Despite being the center of Earth’s orbit, there’s still a lot we don’t know regarding our star, the Sun. So, every time we get an up-close glimpse of this star, it’s always exciting.
Photographer Andrew McCarthy captured stunning close-up shots of the sun in stunning detail.
McCarthy captured the flaming ball with a special solar telescope, pointing toward the sun for five hours.
The photographer shared the dazzling video on his social media account. “There’s a party on the sun but you’re not invited,” joked the space lover.
He warned others not to try to look at the sun with a telescope themselves. He wrote on Twitter: “Don’t try this unless you know what you’re doing. You will go blind or start a fire if you point a telescope at the sun.”
McCarthy released the stunning video over the weekend, which provides an exceptional close-up shot of the sun’s outer edge, wrapped around its solar panels. The video was accelerated from 1800x to 3600x, to show how things move on the interstellar center of the solar system.

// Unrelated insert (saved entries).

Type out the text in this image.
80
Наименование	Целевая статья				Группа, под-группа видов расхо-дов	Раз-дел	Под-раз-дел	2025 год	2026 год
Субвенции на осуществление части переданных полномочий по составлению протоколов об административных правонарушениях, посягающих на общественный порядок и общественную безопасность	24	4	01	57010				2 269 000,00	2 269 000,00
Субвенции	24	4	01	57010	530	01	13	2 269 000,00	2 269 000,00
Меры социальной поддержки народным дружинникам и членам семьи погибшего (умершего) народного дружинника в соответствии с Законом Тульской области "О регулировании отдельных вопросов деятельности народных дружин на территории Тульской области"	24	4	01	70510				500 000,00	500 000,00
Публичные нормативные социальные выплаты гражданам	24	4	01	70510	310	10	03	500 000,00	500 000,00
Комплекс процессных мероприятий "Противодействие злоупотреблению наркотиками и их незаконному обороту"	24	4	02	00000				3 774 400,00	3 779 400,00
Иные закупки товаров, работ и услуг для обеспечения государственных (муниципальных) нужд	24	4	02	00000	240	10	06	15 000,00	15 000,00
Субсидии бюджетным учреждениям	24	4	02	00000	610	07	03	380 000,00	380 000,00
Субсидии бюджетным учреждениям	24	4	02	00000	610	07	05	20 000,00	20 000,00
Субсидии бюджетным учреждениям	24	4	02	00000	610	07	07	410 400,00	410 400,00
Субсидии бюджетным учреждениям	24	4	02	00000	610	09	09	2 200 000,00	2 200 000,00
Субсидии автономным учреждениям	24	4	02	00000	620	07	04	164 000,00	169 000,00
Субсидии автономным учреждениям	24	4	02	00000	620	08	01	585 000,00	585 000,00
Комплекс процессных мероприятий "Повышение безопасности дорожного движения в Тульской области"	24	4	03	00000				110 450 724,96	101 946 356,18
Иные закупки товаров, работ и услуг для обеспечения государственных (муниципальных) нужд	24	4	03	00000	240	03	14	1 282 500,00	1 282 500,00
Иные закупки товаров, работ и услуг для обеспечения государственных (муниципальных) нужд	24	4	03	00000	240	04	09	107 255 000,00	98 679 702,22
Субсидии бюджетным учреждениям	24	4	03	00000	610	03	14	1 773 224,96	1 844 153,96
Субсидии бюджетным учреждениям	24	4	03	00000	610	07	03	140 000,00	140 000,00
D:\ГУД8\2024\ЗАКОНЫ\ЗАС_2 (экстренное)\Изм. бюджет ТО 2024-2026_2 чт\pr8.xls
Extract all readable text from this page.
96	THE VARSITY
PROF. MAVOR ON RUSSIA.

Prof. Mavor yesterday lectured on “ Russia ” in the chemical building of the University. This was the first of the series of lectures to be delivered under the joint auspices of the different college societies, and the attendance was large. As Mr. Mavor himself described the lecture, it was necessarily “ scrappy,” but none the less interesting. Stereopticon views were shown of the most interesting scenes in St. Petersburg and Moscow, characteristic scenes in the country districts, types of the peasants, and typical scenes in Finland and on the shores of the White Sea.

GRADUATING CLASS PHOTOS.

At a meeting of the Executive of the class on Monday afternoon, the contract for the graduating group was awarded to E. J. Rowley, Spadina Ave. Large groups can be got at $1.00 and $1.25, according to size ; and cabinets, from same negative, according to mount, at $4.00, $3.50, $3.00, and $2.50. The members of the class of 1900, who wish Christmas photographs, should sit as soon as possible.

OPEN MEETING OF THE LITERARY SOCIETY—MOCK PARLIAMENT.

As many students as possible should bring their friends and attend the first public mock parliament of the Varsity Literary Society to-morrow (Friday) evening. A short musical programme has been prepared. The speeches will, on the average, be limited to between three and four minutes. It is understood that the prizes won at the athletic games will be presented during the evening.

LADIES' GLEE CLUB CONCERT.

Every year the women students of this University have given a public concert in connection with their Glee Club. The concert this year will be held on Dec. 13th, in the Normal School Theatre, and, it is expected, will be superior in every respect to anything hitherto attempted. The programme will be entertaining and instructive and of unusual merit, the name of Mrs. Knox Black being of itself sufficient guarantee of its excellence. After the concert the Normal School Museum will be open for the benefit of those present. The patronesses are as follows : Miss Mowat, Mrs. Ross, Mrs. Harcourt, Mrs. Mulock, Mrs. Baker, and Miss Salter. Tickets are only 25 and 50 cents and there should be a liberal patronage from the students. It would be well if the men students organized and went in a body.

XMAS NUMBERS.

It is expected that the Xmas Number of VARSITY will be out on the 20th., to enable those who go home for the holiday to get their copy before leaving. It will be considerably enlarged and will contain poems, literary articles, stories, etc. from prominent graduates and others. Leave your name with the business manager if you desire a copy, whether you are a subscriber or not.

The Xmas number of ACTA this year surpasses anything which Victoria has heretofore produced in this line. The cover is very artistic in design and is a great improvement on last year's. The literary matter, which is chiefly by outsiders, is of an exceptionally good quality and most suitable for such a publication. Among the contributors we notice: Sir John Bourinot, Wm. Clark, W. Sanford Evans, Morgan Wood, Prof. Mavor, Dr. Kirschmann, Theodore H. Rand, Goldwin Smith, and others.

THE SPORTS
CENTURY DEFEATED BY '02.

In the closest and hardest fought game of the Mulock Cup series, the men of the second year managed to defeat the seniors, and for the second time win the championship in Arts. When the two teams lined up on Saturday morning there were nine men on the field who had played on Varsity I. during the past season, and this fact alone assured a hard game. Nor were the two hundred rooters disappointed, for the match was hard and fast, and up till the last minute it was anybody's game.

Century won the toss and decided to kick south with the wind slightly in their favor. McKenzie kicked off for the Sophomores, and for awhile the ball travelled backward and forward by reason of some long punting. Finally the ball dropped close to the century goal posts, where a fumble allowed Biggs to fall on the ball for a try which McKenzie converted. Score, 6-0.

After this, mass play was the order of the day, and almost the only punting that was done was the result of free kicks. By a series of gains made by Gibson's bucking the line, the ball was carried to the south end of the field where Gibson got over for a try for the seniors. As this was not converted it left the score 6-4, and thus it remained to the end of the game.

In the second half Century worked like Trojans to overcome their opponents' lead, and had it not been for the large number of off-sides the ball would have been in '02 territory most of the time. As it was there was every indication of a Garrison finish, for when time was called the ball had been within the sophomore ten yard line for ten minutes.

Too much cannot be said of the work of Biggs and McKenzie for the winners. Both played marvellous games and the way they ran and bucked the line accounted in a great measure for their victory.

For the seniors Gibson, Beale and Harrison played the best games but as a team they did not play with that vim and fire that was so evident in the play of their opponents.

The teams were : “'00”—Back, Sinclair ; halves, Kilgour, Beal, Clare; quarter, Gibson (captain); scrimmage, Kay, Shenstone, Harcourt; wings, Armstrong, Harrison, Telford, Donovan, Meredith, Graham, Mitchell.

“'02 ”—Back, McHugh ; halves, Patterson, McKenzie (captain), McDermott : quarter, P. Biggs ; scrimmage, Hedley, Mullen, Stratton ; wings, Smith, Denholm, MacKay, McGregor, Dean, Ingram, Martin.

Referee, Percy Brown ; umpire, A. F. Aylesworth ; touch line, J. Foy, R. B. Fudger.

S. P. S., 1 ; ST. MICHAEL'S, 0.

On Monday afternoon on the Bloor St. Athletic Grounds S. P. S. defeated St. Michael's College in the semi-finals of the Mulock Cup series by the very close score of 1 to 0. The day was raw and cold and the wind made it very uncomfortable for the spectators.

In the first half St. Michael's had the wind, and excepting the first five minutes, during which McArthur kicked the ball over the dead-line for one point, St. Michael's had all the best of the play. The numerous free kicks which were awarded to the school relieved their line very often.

The pioneers of social networking sites revealed their astonishment at what they saw in the video. And one of them said, “I’m fascinated by this…it’s cool…”.
Another commented, “It’s really amazing to have this level of detail on your budget in your own backyard.”
And this isn’t the first time McCarthy has impressed us with his amazing photos of outer space. In fact, he has previously used his solar telescope to take several pictures of the sun. Most recently, 150,000 images were fused together to create a 300-megapixel image of the sun, and also provided an amazing look at the sun.
It is noteworthy that pointing a telescope at the sun to capture such scenes can be considered the risk of melting the eyeball if you look through it. As such, it requires specially built telescopes to view the sun at this capacity.
Despite these risks, photographers like McCarthy are able to give us rare glimpses like this video of the sun.